Essa menina vai estampar nossos outdoors e fazer campanha com curativos
coloridos no nosso site. Vamos ter muitos alunos... Inclusive, ela é boa
candidata para tirar nota 1000 na redação.
Mediana. Não foi a primeira
colocada. Se não fossem os cotistas, teria até ficado numa posição melhor no
SISU. Não importa. O que importa é que Nicole é Federal. Já é médica.
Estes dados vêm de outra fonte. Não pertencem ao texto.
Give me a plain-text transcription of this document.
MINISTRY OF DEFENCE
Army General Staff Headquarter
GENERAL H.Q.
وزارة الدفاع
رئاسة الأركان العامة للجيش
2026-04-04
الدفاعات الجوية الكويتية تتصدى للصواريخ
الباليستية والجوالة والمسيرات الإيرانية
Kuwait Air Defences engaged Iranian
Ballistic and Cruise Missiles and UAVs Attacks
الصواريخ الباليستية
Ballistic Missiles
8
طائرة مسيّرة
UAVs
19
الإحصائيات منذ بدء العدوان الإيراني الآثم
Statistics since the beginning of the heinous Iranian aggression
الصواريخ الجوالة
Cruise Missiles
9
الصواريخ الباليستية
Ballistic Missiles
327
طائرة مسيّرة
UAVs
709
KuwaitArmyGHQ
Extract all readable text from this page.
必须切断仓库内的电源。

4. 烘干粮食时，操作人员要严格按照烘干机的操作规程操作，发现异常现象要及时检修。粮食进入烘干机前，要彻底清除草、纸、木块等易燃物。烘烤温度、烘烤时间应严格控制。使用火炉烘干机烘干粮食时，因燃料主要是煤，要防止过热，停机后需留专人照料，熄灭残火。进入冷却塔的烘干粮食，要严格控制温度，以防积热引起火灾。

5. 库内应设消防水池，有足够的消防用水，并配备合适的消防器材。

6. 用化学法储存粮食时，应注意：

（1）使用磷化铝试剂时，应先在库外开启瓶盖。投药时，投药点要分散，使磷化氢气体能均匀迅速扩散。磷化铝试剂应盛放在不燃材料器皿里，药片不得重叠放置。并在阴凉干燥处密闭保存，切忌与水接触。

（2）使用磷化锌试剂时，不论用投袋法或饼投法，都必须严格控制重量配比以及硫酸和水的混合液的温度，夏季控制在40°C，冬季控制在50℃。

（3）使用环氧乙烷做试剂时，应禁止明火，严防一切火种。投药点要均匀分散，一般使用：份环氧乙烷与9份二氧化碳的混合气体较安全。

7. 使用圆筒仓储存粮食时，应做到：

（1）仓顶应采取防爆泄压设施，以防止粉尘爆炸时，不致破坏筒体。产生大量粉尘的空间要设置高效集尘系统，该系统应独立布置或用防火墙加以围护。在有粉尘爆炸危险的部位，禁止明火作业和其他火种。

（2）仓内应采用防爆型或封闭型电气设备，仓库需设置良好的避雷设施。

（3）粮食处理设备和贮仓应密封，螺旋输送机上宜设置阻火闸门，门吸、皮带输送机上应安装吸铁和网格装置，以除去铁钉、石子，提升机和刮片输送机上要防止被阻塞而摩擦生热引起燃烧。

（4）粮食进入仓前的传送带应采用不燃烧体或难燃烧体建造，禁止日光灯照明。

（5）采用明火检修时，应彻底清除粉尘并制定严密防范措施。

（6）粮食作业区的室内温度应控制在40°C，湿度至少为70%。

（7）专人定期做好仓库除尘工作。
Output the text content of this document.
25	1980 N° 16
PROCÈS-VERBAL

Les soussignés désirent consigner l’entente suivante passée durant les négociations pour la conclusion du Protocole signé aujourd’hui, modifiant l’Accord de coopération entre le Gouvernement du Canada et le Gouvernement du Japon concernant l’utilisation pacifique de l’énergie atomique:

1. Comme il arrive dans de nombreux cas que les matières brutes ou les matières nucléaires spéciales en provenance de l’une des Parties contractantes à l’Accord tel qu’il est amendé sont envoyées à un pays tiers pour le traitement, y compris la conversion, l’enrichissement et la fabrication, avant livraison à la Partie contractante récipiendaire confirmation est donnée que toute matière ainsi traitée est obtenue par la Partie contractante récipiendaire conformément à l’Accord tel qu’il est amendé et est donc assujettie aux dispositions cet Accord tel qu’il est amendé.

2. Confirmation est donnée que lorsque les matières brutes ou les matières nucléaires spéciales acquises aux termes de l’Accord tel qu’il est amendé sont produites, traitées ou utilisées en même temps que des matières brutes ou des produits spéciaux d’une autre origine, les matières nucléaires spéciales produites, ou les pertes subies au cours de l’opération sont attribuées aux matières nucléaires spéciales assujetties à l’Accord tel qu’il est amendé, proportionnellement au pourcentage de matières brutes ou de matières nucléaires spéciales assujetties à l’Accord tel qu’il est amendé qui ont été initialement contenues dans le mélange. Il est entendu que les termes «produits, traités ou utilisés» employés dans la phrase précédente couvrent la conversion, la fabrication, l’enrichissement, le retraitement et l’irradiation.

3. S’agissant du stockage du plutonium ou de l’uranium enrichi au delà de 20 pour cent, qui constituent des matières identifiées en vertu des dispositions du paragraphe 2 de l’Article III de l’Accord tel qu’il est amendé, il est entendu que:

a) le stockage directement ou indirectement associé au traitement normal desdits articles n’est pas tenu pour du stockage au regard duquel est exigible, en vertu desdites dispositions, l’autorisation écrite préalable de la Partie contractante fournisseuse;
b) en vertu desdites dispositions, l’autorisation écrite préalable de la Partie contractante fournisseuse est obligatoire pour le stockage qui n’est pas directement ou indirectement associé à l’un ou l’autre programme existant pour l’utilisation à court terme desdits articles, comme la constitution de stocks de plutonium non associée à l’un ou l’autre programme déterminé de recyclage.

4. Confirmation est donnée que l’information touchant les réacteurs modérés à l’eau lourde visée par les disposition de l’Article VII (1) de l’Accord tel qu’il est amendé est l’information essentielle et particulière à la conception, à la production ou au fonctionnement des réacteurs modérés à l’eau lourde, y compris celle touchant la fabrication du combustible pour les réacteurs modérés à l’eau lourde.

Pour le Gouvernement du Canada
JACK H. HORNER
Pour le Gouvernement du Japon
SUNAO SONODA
Nas suas
redes sociais, médica em formação era o que mais se via... mesmo antes da
matrícula na UFRN, afinal, ela já estava se preparando há anos para entrar na Universidade.
Após a festa, regada a muita carne de primeira e whisky 18 anos, Nicole iria
para Miami comprar as suas roupas para começar a faculdade. Trouxe várias
sandálias e sapatos brancos, bolsas de marca, roupas de grife... mas o
principal era o jaleco. Desde pequena, já tirava fotos com jaleco.
Era muito trabalho. Estudar
medicina não é fácil pra ninguém. Estudar medicina e ter uma vida social
badalada é mais difícil ainda. Fora as calouradas, era preciso continuar
frequentando as festas disputadas do seu nicho social. Mas ela era guerreira.
Ao contrário dos cotistas, ela tinha mais inteligência para conciliar os
estudos às demais atividades. Ganhou um carro antes da viagem à Miami. Um carro
importado, claro, quem é que dirige carro popular na faculdade de medicina? Só
quem entrou pela cota. Como aquele carinha que era farmacêutico e aproveitou a
cota por ser negro. Nada a ver. Ele já tinha até carro, tinha uma profissão.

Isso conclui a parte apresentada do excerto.